CASE REPORT article
Case Report: A 62-Year-Old Woman With Contrast-Induced Encephalopathy Caused by Embolization of Intracranial Aneurysm
- 1Department of Encephalopathy, Traditional Chinese Medicine Hospital of Weifang, Weifang, China
- 2Department of Neurology, Xuanwu Hospital of Capital Medical University, Beijing, China
Contrast-induced encephalopathy (CIE) is a rare complication of endovascular treatment and is extensively reported as a transient and reversible phenomenon. This report describes a 62-year-old woman for embolization of an internal carotid artery (ICA) aneurysm. The operation was successful, but postoperation the patient suffered unconsciousness, blindness, hemiplegia, ophthalmoplegia, fever, and seizures. CT of the brain without the contrast showed widespread edema in the right cerebral hemisphere, which is involved in the frontal, parietal, temporal, and occipital lobes. She was diagnosed with CIE in time and treated with supportive management as soon as possible, and fortunately, the patient improved a benign course and was discharged without any neurological deficits. This study emphasizes the prevention of the CIE and the importance of early diagnosis and symptomatic treatment.
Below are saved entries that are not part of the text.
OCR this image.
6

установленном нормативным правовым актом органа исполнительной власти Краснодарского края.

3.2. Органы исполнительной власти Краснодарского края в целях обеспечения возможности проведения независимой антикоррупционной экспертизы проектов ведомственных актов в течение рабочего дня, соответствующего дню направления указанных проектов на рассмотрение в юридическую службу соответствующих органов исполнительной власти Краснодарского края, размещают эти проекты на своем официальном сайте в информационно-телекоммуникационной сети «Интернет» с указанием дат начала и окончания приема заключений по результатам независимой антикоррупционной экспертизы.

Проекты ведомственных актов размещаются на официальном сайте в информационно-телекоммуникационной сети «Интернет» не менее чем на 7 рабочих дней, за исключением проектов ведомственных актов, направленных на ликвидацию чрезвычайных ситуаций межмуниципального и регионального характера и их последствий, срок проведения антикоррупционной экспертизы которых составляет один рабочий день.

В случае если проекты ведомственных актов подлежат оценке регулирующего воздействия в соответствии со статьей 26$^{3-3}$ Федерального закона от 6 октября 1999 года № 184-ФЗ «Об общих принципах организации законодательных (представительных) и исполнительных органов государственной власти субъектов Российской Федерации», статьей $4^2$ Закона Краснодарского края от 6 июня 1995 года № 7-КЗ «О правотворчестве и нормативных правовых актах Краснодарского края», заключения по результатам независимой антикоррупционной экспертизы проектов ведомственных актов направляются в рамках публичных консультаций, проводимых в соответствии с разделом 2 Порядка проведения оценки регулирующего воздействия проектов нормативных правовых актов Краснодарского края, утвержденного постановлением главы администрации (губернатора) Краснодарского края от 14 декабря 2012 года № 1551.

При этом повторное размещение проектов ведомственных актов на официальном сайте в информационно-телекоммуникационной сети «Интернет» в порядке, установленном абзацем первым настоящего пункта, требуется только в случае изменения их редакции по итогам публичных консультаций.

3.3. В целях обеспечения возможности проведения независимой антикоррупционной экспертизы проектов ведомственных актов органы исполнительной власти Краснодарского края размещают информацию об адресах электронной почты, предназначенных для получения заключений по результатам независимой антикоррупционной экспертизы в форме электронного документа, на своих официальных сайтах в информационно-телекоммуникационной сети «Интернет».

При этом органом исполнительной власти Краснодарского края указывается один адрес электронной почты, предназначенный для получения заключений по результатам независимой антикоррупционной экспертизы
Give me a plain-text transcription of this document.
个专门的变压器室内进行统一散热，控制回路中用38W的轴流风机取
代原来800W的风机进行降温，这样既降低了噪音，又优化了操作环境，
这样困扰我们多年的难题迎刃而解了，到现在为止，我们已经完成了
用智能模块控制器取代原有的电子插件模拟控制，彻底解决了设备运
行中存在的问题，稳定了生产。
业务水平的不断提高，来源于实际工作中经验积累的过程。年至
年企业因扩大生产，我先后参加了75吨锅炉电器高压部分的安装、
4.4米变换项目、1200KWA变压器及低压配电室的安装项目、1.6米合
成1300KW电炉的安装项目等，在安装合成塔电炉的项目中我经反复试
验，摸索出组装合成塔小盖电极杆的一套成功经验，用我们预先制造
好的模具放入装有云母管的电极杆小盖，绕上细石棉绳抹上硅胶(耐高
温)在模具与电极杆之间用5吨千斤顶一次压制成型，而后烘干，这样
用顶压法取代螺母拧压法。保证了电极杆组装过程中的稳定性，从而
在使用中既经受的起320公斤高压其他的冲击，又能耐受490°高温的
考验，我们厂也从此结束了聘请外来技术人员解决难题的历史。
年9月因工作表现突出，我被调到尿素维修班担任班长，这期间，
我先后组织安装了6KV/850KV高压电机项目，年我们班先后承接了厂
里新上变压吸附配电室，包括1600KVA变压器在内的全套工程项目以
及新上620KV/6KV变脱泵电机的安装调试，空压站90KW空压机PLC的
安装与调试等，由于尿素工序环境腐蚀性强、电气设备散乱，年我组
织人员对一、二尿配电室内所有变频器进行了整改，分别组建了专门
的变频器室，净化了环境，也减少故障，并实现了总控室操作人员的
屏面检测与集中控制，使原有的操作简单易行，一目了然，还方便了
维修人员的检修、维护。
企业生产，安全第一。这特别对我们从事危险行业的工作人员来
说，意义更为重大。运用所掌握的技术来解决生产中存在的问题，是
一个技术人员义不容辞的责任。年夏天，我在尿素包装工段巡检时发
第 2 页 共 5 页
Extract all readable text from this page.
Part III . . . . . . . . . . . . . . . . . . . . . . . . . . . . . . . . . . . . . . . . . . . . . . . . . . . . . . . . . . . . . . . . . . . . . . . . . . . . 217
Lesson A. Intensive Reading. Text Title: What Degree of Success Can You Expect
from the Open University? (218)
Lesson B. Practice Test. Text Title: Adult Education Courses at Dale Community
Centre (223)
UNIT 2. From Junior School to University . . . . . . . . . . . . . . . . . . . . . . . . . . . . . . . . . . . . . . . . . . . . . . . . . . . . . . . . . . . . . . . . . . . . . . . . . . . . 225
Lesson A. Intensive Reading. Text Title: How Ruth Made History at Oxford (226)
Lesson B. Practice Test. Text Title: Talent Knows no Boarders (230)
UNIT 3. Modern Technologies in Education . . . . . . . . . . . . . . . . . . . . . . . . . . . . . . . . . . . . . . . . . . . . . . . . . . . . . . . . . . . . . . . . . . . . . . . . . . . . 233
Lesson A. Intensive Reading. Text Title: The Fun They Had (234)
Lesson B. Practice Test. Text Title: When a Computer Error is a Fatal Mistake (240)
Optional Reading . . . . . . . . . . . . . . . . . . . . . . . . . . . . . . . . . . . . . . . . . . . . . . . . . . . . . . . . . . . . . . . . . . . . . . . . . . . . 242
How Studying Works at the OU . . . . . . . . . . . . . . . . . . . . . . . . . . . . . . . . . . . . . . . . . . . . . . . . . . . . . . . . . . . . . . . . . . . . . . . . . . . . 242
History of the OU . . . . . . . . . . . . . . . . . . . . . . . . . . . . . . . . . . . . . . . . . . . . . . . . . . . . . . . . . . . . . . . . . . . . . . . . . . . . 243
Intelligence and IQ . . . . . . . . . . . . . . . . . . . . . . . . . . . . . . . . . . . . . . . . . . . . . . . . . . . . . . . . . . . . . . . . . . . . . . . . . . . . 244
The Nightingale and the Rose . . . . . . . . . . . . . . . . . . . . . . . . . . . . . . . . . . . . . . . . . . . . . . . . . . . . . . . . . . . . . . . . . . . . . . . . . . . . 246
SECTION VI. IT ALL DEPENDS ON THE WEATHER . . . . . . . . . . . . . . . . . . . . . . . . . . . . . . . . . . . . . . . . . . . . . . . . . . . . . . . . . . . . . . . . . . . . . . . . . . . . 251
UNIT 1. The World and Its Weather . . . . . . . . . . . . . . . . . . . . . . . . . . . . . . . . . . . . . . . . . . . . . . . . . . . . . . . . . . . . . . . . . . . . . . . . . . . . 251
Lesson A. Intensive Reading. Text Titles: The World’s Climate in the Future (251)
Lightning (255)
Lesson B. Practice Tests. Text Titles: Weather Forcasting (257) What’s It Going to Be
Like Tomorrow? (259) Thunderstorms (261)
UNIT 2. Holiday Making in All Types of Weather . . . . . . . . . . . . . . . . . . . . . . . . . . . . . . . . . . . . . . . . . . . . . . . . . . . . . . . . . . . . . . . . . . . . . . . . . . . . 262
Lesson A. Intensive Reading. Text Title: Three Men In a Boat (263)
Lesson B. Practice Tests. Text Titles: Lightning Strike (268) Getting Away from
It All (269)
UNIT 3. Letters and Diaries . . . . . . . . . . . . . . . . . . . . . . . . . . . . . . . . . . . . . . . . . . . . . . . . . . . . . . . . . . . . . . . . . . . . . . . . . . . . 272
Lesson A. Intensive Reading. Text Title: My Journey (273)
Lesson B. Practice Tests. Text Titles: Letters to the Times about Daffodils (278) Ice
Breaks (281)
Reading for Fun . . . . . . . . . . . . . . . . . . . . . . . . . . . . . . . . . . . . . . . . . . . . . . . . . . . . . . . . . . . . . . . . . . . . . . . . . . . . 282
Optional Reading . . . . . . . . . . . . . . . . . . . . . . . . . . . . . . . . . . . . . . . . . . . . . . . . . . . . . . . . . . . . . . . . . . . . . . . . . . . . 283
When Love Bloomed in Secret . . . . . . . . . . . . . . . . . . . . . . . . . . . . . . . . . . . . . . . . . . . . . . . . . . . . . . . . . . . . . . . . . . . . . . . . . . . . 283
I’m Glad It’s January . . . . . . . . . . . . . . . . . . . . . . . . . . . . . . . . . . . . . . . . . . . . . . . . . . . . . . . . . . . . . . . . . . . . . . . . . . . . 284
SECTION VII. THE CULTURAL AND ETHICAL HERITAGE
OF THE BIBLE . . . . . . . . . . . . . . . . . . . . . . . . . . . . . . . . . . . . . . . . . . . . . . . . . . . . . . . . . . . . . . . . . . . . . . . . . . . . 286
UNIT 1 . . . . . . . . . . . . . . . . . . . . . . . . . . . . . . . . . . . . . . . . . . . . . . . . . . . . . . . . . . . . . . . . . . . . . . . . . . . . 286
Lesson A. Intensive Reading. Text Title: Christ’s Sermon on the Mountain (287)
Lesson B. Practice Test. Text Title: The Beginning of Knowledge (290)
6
Contrast-induced encephalopathy (CIE) is a rare complication of angiography. The first case of CIE was described in 1970 as transient cortical blindness after coronary angiography (1). Clinical manifestations include encephalopathy, seizures, cortical blindness, and focal neurological deficits, such as ophthalmoplegia (2). Herein, a case of CIE following embolization of intracranial aneurysm is described, in which the severe neurological deficits were reversed.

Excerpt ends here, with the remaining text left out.